Researchers from the National Institute of Standards and Technology (NIST) and California Institute of Technology (Caltech) have demonstrated a new design for an atomic clock that is based on a chip-scale frequency comb, or a microcomb.
The microcomb clock, featured on the cover of the inaugural issue of the new journal Optica, is the first demonstration of all-optical control of the microcomb, and its accurate conversion of optical frequencies to lower microwave frequencies. (Optical frequencies are too high to count; microwave frequencies can be counted with electronics.)
The new clock architecture might eventually be used to make portable tools for calibrating frequencies of advanced telecommunications systems or providing microwave signals to boost stability and resolution in radar, navigation and scientific instruments. The technology also has potential to combine good timekeeping precision with very small size. The comb clock might be a component of future "NIST on a chip" technologies offering multiple measurement methods and standards in a portable form.
"The microcomb clock is one way we might get precision frequency metrology tools out of the lab and into real-world settings," NIST physicist Scott Diddams says.
Frequency combs produce precisely defined colors, or frequencies, of light that are evenly spaced throughout the comb's range. (The name comes from the spectrum's resemblance to the teeth of a pocket comb.) The original combs required relatively large lasers that produced rapid, extremely short pulses of light, but more recently NIST and other laboratories have developed much smaller microcombs.
A microcomb generates its set of frequencies from light that gets trapped in the periphery of a tiny silica glass disk, looping around and around the perimeter. These combs can be astonishingly stable. NIST has an ongoing collaboration in this area with Caltech researchers, who made the 2-millimeter-wide silica disk that generates the frequency comb for the new clock.
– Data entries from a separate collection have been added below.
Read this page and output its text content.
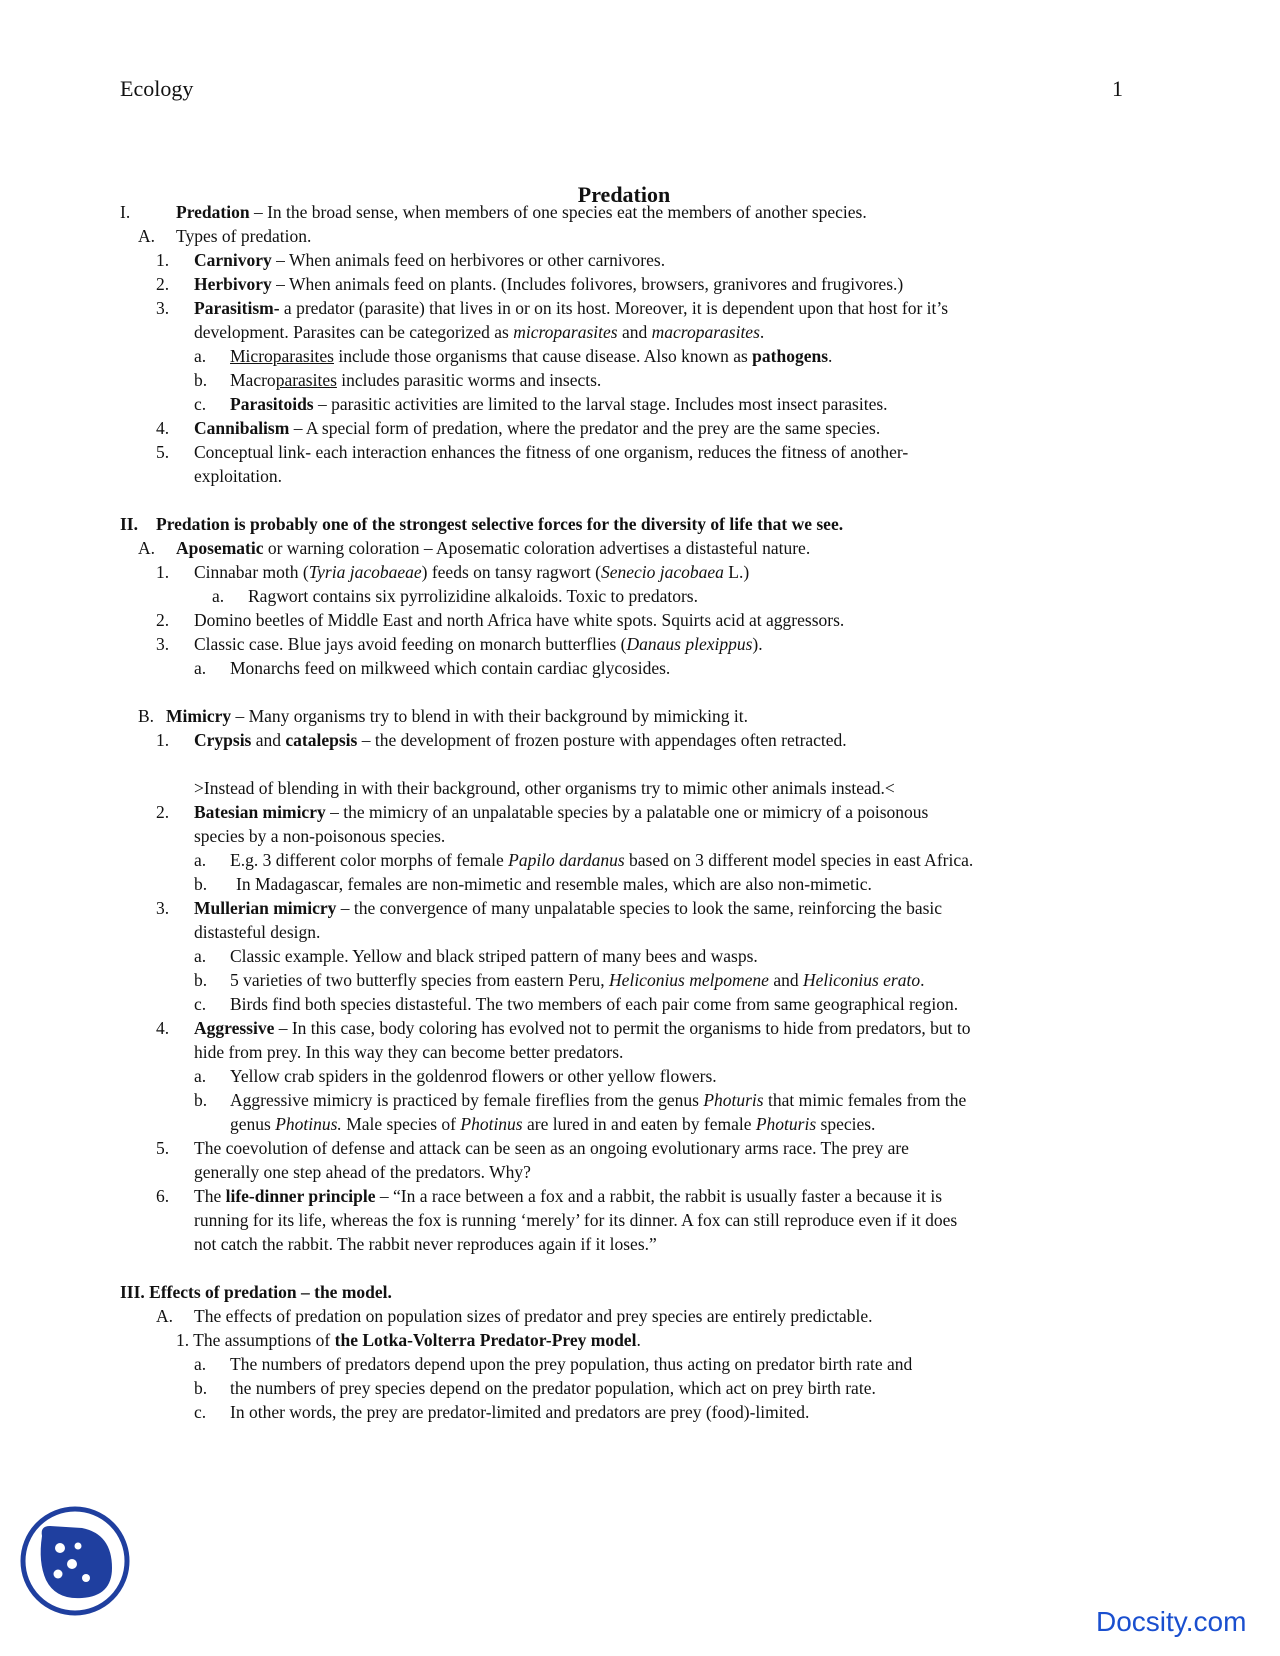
Ecology	1
Predation
I.	Predation – In the broad sense, when members of one species eat the members of another species.
A. Types of predation.
1. Carnivory – When animals feed on herbivores or other carnivores.
2. Herbivory – When animals feed on plants. (Includes folivores, browsers, granivores and frugivores.)
3. Parasitism- a predator (parasite) that lives in or on its host. Moreover, it is dependent upon that host for it’s
development. Parasites can be categorized as microparasites and macroparasites.
a. Microparasites include those organisms that cause disease. Also known as pathogens.
b. Macroparasites includes parasitic worms and insects.
c. Parasitoids – parasitic activities are limited to the larval stage. Includes most insect parasites.
4. Cannibalism – A special form of predation, where the predator and the prey are the same species.
5. Conceptual link- each interaction enhances the fitness of one organism, reduces the fitness of another-
exploitation.
II. Predation is probably one of the strongest selective forces for the diversity of life that we see.
A. Aposematic or warning coloration – Aposematic coloration advertises a distasteful nature.
1. Cinnabar moth (Tyria jacobaeae) feeds on tansy ragwort (Senecio jacobaea L.)
a. Ragwort contains six pyrrolizidine alkaloids. Toxic to predators.
2. Domino beetles of Middle East and north Africa have white spots. Squirts acid at aggressors.
3. Classic case. Blue jays avoid feeding on monarch butterflies (Danaus plexippus).
a. Monarchs feed on milkweed which contain cardiac glycosides.
B. Mimicry – Many organisms try to blend in with their background by mimicking it.
1. Crypsis and catalepsis – the development of frozen posture with appendages often retracted.
>Instead of blending in with their background, other organisms try to mimic other animals instead.<
2. Batesian mimicry – the mimicry of an unpalatable species by a palatable one or mimicry of a poisonous
species by a non-poisonous species.
a. E.g. 3 different color morphs of female Papilo dardanus based on 3 different model species in east Africa.
b. In Madagascar, females are non-mimetic and resemble males, which are also non-mimetic.
3. Mullerian mimicry – the convergence of many unpalatable species to look the same, reinforcing the basic
distasteful design.
a. Classic example. Yellow and black striped pattern of many bees and wasps.
b. 5 varieties of two butterfly species from eastern Peru, Heliconius melpomene and Heliconius erato.
c. Birds find both species distasteful. The two members of each pair come from same geographical region.
4. Aggressive – In this case, body coloring has evolved not to permit the organisms to hide from predators, but to
hide from prey. In this way they can become better predators.
a. Yellow crab spiders in the goldenrod flowers or other yellow flowers.
b. Aggressive mimicry is practiced by female fireflies from the genus Photuris that mimic females from the
genus Photinus. Male species of Photinus are lured in and eaten by female Photuris species.
5. The coevolution of defense and attack can be seen as an ongoing evolutionary arms race. The prey are
generally one step ahead of the predators. Why?
6. The life-dinner principle – “In a race between a fox and a rabbit, the rabbit is usually faster a because it is
running for its life, whereas the fox is running ‘merely’ for its dinner. A fox can still reproduce even if it does
not catch the rabbit. The rabbit never reproduces again if it loses.”
III. Effects of predation – the model.
A. The effects of predation on population sizes of predator and prey species are entirely predictable.
1. The assumptions of the Lotka-Volterra Predator-Prey model.
a. The numbers of predators depend upon the prey population, thus acting on predator birth rate and
b. the numbers of prey species depend on the predator population, which act on prey birth rate.
c. In other words, the prey are predator-limited and predators are prey (food)-limited.
Docsity.com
The new microcomb clock uses a laser to excite the Caltech disk to generate a frequency comb, broadens the spectrum using nonlinear fiber, and stabilizes two comb teeth (individual frequencies) to energy transitions in rubidium atoms that "tick" at optical frequencies. (Conventional rubidium atomic clocks operate at much lower microwave frequencies.) The comb converts these optical frequency ticks to the microwave domain.
Thanks to the gear-like properties of the disk and the comb, the output is also 100 times more stable than the intrinsic ticking of the rubidium atoms. According to Diddams, "A simple analogy is that of a mechanical clock: The rubidium atoms provide stable oscillations—a pendulum—and the microcomb is like a set of gears that synthesizes optical and microwave frequencies."
The center of the comb spectrum is locked to an infrared laser operating at 1560 nanometers, a wavelength used in telecommunications.
NIST researchers have not yet systematically analyzed the microcomb clock's precision. The prototype uses a tabletop-sized rubidium reference. The scientists expect to reduce the instrument size by switching to a miniature container of atoms like that used in NIST's original chip-scale atomic clock. Scientists also hope to find a more stable atomic reference.
The microcomb chip was made by use of conventional semiconductor fabrication techniques and, therefore, could be mass produced and integrated with other chip-scale components such as lasers and atomic references. NIST researchers expect that, with further research, the microcomb clock architecture can achieve substantially better performance in the future.
The research is supported in part by the Defense Advanced Research Projects Agency and National Aeronautics and Space Administration.
S.B. Papp, K. Beha, P. Del'haye, F. Quinlan, H. Lee, K.J. Vahala and S.A. Diddams. A microresonator frequency comb optical clock. Optica 1, 10-14. July 22, 2014.